O Mito da Generosidade Parlamentar: A Emenda é do Povo, não do Parlamentar
A Emenda é do Povo, não do Parlamentar
O Mito da Generosidade Parlamentar: A Emenda é do Povo, não do Parlamentar O Mito da Generosidade Parlamentar: A Emenda é do Povo, não do Parlamentar
Existe uma percepção equivocada, muitas vezes alimentada por discursos políticos em períodos eleitorais, de que a destinação de recursos para obras, hospitais ou infraestrutura nos municípios é um "presente" ou um ato de generosidade pessoal de deputados e senadores. É fundamental, para o exercício da cidadania, desconstruir essa narrativa: parlamentar não "dá" dinheiro; no máximo, parlamentar gerencia a alocação de recursos públicos.
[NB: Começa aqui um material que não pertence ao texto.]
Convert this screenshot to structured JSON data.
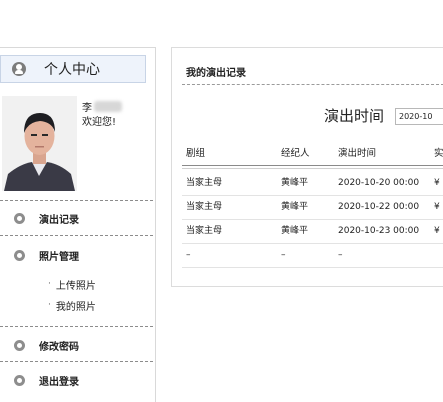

1. A Origem do Recurso: O Suor do Contribuinte
Todo e qualquer valor movimentado por meio de emendas ao Orçamento Geral da União (OGU) ou dos Estados tem uma única fonte: os tributos pagos pela população. Seja através do consumo, da renda ou da produção, é o cidadão quem financia o Estado.
Quando um deputado ou senador destina uma emenda para a compra de uma ambulância em sua base eleitoral, ele está apenas determinando que uma parcela do imposto que saiu do bolso daquela comunidade retorne a ela em forma de serviço. No caso, parlamentar é um facilitador orçamentário, não um doador.
2. A Função da Emenda no Desenho Institucional
No sistema orçamentário brasileiro, mal desenhado, as emendas parlamentares servem para que o Legislativo tenha voz na aplicação do dinheiro público, permitindo que demandas locais — que muitas vezes passam despercebidas pelos técnicos dos ministérios em Brasília — sejam atendidas.
Poder de Indicação: O deputado possui o poder político de indicar onde o recurso será aplicado.
Gestão Pública: O dinheiro sai do Tesouro Nacional e vai para a conta da prefeitura ou entidade beneficiada. Em nenhum momento esse valor transita pela conta pessoal ou pelo patrimônio do político. O Dinheiro não é do parlamentar como ele faz parecer.
3. A Ética do Discurso: "Nós Viabilizamos", não "Eu Dei"
A utilização de expressões como "eu dei tantos milhões para a cidade", "eu dei tantos milhões para a cidade" fere o princípio da impessoalidade, previsto no Artigo 37 da Constituição Federal. A administração pública deve ser regida pela ideia de que o Estado serve ao povo, e não que o povo deve gratidão aos seus representantes por serviços básicos ou retorno de valores por ele pagos. Emenda não é generosidade.
Dizer que o parlamentar "deu", "destinou" o dinheiro é uma inversão lógica e moral. O parlamentar iria dar ou destinar para quem?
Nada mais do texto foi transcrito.